We went to the dump on Saturday, and one of the men who works there came up and said “hey, there’s a Tin Man in your yard,” as if we might not have known.
We nodded proudly, and said, yes, there a Tin Man in our yard. We said that a dairy farmer and artist named Ed Gulley made him, and he answered: “Ed Gulley? Lives over to White Creek?”
Yes, we said, that’s the guy. In our town, there are some strange people (like us) but really not strangers.
The Tin Man has settled into our farm and our lives and he is fast becoming the way people know who we are. A friend called the other day seeking directions to the farm, he had something to drop off. “Come up past the McGeouch farm,” I said, “and look for the Tin Man on the right. Can’t miss it.”
There was a silence on the other end. “The Tin Man?” Yup, I said, we have a Tin Man on the lawn.

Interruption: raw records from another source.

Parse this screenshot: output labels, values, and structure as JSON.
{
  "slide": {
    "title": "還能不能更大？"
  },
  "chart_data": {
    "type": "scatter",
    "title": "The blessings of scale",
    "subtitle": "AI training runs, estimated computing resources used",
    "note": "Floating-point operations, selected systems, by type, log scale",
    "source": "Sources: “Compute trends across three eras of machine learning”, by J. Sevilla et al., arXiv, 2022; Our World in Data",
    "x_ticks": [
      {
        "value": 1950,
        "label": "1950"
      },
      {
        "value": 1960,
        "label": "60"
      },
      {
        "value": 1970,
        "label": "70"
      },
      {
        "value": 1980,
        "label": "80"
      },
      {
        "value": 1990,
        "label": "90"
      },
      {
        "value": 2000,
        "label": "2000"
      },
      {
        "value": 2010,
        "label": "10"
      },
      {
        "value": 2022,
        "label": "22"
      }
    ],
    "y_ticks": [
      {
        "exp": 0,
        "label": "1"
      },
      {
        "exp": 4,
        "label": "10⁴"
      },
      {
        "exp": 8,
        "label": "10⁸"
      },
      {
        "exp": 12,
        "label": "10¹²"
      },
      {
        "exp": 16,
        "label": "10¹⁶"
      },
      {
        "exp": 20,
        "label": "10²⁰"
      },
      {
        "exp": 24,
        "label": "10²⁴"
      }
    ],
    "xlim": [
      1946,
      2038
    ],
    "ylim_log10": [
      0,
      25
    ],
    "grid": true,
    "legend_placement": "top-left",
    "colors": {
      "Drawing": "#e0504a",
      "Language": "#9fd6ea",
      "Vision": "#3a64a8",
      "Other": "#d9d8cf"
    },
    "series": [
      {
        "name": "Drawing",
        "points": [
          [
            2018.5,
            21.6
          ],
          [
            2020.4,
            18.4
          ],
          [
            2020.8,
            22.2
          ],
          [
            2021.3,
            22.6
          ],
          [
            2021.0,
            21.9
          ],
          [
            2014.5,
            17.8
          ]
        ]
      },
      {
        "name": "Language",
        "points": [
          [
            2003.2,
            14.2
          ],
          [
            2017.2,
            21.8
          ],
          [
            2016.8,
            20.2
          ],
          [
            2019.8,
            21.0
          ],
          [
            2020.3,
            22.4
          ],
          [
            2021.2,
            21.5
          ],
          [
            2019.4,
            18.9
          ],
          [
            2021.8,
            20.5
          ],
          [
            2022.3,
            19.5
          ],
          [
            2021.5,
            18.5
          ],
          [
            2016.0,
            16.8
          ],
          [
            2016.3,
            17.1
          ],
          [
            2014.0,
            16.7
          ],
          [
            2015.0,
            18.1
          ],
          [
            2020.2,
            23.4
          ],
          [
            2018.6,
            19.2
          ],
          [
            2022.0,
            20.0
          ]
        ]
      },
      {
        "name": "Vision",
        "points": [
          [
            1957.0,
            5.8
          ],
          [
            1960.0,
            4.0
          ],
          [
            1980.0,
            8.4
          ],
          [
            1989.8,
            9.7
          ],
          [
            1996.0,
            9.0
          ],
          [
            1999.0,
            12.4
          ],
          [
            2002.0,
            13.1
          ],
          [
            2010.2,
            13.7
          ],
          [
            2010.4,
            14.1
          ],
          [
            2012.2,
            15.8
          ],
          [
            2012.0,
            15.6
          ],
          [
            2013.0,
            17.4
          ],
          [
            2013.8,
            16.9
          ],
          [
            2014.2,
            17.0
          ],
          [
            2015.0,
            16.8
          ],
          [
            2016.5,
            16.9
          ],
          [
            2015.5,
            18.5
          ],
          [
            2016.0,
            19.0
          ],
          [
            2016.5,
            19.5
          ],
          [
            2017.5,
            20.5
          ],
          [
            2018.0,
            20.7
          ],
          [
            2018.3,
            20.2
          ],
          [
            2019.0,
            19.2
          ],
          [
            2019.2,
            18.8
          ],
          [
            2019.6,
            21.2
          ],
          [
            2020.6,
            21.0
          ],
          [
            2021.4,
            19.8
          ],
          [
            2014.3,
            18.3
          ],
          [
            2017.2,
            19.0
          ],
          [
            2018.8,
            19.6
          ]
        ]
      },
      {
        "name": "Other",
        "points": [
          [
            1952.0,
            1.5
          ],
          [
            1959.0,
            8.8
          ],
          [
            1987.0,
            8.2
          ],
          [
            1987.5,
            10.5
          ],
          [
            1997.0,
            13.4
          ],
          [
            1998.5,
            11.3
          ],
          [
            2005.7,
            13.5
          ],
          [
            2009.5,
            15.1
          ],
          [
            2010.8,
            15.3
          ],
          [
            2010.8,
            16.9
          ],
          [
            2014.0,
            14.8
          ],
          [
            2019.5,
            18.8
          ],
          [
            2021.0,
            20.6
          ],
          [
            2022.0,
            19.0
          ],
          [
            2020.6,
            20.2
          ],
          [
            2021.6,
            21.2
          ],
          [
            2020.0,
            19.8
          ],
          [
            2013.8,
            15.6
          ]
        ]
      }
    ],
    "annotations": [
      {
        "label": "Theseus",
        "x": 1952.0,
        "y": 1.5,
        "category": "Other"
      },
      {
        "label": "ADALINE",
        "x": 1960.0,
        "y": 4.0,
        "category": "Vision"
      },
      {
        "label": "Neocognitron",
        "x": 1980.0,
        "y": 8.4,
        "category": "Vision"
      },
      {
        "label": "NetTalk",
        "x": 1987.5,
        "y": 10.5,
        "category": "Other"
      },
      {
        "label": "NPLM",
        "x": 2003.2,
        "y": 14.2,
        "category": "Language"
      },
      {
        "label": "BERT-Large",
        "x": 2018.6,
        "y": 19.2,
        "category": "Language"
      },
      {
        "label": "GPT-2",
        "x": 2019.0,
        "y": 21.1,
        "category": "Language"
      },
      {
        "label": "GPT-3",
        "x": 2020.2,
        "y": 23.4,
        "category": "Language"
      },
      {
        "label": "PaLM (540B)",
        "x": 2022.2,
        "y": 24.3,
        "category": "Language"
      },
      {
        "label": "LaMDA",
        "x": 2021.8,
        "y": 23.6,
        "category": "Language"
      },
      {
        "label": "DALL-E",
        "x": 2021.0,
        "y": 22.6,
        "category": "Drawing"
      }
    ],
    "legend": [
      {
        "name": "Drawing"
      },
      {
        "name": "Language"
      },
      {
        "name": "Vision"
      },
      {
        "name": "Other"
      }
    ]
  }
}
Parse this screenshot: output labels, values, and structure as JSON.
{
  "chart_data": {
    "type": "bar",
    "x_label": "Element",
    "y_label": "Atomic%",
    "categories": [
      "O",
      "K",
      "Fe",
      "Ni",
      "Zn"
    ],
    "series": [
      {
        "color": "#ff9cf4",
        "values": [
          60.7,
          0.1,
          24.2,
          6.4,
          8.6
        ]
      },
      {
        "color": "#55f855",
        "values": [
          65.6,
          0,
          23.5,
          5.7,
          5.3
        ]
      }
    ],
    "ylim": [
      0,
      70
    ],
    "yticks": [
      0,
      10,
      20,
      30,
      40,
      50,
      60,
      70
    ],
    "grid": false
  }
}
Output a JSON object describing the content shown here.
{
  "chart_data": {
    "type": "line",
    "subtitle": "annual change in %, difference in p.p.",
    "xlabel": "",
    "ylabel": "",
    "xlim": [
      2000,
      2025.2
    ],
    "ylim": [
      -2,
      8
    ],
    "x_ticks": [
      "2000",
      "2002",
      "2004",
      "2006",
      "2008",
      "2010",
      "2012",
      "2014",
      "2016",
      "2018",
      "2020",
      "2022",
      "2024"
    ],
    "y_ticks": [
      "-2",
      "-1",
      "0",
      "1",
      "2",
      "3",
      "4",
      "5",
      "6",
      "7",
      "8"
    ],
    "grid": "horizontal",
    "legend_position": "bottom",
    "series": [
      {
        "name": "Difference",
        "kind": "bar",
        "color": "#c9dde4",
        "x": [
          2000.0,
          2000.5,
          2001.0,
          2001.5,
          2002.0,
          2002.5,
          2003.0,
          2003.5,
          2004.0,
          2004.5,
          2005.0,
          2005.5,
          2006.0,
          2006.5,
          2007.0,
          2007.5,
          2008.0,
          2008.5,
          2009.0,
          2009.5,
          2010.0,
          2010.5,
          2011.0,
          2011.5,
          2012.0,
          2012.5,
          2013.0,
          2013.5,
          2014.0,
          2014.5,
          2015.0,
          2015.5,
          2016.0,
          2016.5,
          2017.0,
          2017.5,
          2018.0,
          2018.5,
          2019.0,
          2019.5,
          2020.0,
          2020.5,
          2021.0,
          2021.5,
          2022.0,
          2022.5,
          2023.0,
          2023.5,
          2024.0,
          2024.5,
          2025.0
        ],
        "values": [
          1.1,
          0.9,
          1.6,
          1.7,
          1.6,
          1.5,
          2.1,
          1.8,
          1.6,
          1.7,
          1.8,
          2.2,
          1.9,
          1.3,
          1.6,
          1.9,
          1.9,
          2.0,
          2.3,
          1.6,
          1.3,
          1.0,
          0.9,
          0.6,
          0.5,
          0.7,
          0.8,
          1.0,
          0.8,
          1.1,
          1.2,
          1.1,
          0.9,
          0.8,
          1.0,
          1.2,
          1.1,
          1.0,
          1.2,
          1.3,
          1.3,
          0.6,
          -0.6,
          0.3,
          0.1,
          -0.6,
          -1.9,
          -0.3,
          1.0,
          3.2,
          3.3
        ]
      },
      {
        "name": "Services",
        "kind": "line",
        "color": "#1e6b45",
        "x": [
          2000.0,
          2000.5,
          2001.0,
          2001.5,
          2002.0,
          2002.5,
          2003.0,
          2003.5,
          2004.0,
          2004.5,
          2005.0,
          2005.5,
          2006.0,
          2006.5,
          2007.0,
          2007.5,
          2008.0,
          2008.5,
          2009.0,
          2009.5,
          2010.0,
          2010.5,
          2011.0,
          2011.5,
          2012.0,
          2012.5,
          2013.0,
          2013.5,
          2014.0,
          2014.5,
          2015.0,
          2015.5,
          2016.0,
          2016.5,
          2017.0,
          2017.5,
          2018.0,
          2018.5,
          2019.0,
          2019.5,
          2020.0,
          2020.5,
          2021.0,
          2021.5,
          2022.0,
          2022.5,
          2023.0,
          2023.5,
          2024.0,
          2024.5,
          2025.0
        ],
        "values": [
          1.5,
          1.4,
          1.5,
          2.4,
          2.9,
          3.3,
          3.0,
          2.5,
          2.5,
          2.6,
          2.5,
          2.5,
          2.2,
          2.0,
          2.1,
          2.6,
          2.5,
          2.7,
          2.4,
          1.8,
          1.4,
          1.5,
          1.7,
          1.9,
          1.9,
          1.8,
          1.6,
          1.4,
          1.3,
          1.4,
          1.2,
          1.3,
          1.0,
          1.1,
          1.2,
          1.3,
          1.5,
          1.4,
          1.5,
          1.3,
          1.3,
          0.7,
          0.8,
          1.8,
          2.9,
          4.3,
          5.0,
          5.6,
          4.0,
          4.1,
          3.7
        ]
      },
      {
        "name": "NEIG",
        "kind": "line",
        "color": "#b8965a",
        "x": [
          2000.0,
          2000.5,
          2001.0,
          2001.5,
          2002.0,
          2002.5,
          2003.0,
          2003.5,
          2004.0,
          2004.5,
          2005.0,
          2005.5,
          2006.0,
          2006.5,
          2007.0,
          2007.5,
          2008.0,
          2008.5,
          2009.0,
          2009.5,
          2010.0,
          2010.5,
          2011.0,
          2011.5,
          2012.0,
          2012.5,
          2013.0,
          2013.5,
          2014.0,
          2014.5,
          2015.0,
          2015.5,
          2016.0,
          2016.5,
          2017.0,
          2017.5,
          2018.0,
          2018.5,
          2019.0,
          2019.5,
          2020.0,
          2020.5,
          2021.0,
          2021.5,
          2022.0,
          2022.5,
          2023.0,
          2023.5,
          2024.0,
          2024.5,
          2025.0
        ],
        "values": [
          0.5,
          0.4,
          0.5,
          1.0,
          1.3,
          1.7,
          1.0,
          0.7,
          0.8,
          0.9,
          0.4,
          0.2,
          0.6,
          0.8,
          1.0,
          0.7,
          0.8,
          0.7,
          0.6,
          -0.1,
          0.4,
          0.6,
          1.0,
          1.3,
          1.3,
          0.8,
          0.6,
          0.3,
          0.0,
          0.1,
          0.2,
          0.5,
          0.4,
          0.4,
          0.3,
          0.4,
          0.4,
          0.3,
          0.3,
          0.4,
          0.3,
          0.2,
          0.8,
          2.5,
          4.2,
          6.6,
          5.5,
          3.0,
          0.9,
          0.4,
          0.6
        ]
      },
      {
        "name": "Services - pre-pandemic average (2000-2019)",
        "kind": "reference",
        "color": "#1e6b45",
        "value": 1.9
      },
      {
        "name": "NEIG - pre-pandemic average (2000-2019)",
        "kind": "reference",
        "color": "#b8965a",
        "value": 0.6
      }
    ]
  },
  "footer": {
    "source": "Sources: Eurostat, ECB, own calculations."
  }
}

People seem surprised and delighted to see a Tin Man on our lawn, and we are also surprised and delighted to see a Tin Man on our lawn. It startles us almost every day. Ed Gulley, the co-author of the Bejosh Farm Journal, who lives over to White Creek, is a genius in his own right, he grasped the emotional appeal of this much-loved movie character and the ways in which so many people identify with him.
We are thinking of moving him up closer to the road, but for the moment, he seems happy where he is.
Ed says he talked to the Tin Man all the time before selling him to me after a ferocious round of haggling. I haven’t talked to him yet, but maybe that will happen soon.
It seems to me that the hearts of many people in our country are turning to stone these days, and I don’t wish for me to be one of them. The Tin Man is a perfect symbol of Bedlam Farm now, and perhaps, for good.
And there is a great kick from telling people to drive past the McGeouch farm and look for the Tin Man on the lawn. How many people can say that?